So I've had a pretty good run, career-wise. I did the follow-my-passions thing (for computer touching) and it worked out. The problem is that there are very few jobs of any social utility whatsoever to be had as a programmer in the US.
The thing I'm encountering is everyone in my social class (unless they're only driven by money) seems to want that same thing: a prestigious, engaging & creative job that pays well, allows one to cultivate & showcase their individual talent, and has positive social utility. Unfortunately I haven't ever actually come across one of these jobs. The closest is just people lying to themselves that their app does anything other than speedrun exploitation of marginal workers while making people in their own social class more comfortable.
When I think about social utility it makes sense to consider what things I require to live my day-to-day life, and think about what jobs are required to provide those things. Unfortunately here I run into what I think is a bourgeois mindset ingrained from birth: none of those jobs are good enough. Think about a shopkeeper, or someone sitting at the help desk at the subway station, or a picker at an Amazon warehouse. If I took one of these jobs my parents and social circle would all believe that I had literally gone insane. Objectively, every one of these jobs is necessary for contemporary society to function and the people filling them have easily contributed more social utility than my entire programming career. And yet the idea I could actually take one of those jobs runs into gigantic barriers that exist in my mind. A local political org is working to salt Amazon warehouses and this seems like a pretty easy way for me to get in. But I just can't do it. Every time I try to articulate the idea I could work in an Amazon warehouse to one of my friends it starts to sound like a joke.

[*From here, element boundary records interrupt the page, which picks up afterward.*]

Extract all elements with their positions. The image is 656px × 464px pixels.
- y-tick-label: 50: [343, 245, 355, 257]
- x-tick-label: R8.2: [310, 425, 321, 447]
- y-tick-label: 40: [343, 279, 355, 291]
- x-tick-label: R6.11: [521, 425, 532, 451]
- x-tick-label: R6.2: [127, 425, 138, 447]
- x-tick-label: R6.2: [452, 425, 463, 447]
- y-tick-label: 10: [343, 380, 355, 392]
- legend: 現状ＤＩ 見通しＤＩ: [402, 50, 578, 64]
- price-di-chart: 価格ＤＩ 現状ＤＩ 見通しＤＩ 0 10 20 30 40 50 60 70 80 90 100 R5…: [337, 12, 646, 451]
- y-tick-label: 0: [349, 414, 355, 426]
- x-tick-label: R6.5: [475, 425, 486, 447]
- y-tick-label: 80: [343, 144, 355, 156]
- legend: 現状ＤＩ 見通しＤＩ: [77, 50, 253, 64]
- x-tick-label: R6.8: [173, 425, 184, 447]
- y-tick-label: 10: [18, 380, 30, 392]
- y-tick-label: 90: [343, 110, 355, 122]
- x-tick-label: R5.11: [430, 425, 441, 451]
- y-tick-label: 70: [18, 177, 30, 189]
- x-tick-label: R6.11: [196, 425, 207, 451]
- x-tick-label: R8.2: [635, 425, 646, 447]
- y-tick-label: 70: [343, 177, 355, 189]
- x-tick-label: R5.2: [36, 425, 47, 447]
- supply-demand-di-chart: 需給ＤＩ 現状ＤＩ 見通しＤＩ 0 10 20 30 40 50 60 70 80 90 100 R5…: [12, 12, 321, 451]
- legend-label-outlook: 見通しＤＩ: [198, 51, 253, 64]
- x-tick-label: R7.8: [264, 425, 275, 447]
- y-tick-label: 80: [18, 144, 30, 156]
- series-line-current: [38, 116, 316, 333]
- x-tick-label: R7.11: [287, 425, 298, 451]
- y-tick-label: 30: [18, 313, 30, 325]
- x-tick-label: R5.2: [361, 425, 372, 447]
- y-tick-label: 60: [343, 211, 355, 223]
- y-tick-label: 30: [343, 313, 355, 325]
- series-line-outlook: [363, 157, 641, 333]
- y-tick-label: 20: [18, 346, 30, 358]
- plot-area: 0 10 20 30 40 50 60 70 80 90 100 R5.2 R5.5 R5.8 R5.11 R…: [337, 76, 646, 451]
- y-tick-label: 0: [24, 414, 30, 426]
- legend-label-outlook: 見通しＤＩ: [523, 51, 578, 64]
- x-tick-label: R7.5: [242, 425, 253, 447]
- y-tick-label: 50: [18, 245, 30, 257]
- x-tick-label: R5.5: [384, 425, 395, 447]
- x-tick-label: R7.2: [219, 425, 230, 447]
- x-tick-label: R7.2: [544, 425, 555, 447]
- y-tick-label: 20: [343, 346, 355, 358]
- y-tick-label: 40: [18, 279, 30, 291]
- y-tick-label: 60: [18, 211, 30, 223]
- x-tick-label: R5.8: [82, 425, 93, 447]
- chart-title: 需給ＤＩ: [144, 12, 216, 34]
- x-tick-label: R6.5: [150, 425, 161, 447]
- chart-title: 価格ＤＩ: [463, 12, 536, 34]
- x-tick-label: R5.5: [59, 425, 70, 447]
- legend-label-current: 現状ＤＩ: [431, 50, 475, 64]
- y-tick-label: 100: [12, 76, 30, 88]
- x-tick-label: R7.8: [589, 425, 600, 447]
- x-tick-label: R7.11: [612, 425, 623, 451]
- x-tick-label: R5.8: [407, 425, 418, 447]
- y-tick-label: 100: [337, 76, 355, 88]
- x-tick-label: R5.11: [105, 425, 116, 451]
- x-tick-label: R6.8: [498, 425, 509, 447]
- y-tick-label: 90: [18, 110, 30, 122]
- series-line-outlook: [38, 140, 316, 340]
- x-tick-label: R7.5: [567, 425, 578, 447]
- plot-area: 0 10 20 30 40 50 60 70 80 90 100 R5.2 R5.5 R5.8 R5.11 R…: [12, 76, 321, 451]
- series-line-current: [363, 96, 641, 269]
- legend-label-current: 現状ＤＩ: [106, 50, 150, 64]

To me this indicates I have a fundamentally non-proletarian and thus anti-marxist mindset. I've worked jobs like this before graduating university and I know they suck. They are boring, the pay is bad, and worst of all - you get absolutely no respect. The lack of respect is what really sticks with me in my memories of those jobs, and still makes me burn with anger over a decade later.
Anyway I'm rambling but I guess my question is - does anybody relate to holding this attitude toward employment either now or at some point, and more importantly how does one overcome it?
I've never had a career and only had "jobs" but the only time I can remember having this type of ... shame?... about certain "types" of jobs was from middle/high school until a year or two after I dropped out of college.
It was working a few years in a grocery store that I realized that all those jobs that were described to me as unskilled, worthless and by extension those that held those positions worthless too were jobs that required skill and experience to do well. Then I felt pretty fucking stupid for having spent a chunk of my young life (up to that point) kinda looking down my nose at cashiers and grocery store stockers and warehouse workers and burger flippers... and... and... and...
A terrible analogy or comparison (don't "at" me, I'm a college business major dropout) ... but its like those city people who go out to a "Dude" ranch to be a man or somebody who watched some WW2 themed movie and decides they "need" to enlist to prove themself ... somehow... to... somebody? If you're wanting to be the hero of the story, you're already fucking up. If you're wanting to help a group achieve their goals then there's a chance you'll be doing the right thing.
So, play to your strengths. "If you can't shoot a gun, don't volunteer to be a sharpshooter." Want to help an org out? Figure out what you're good at and what resources you bring to the table then go ask local orgs what they need. If they need what you can bring to the table, start there.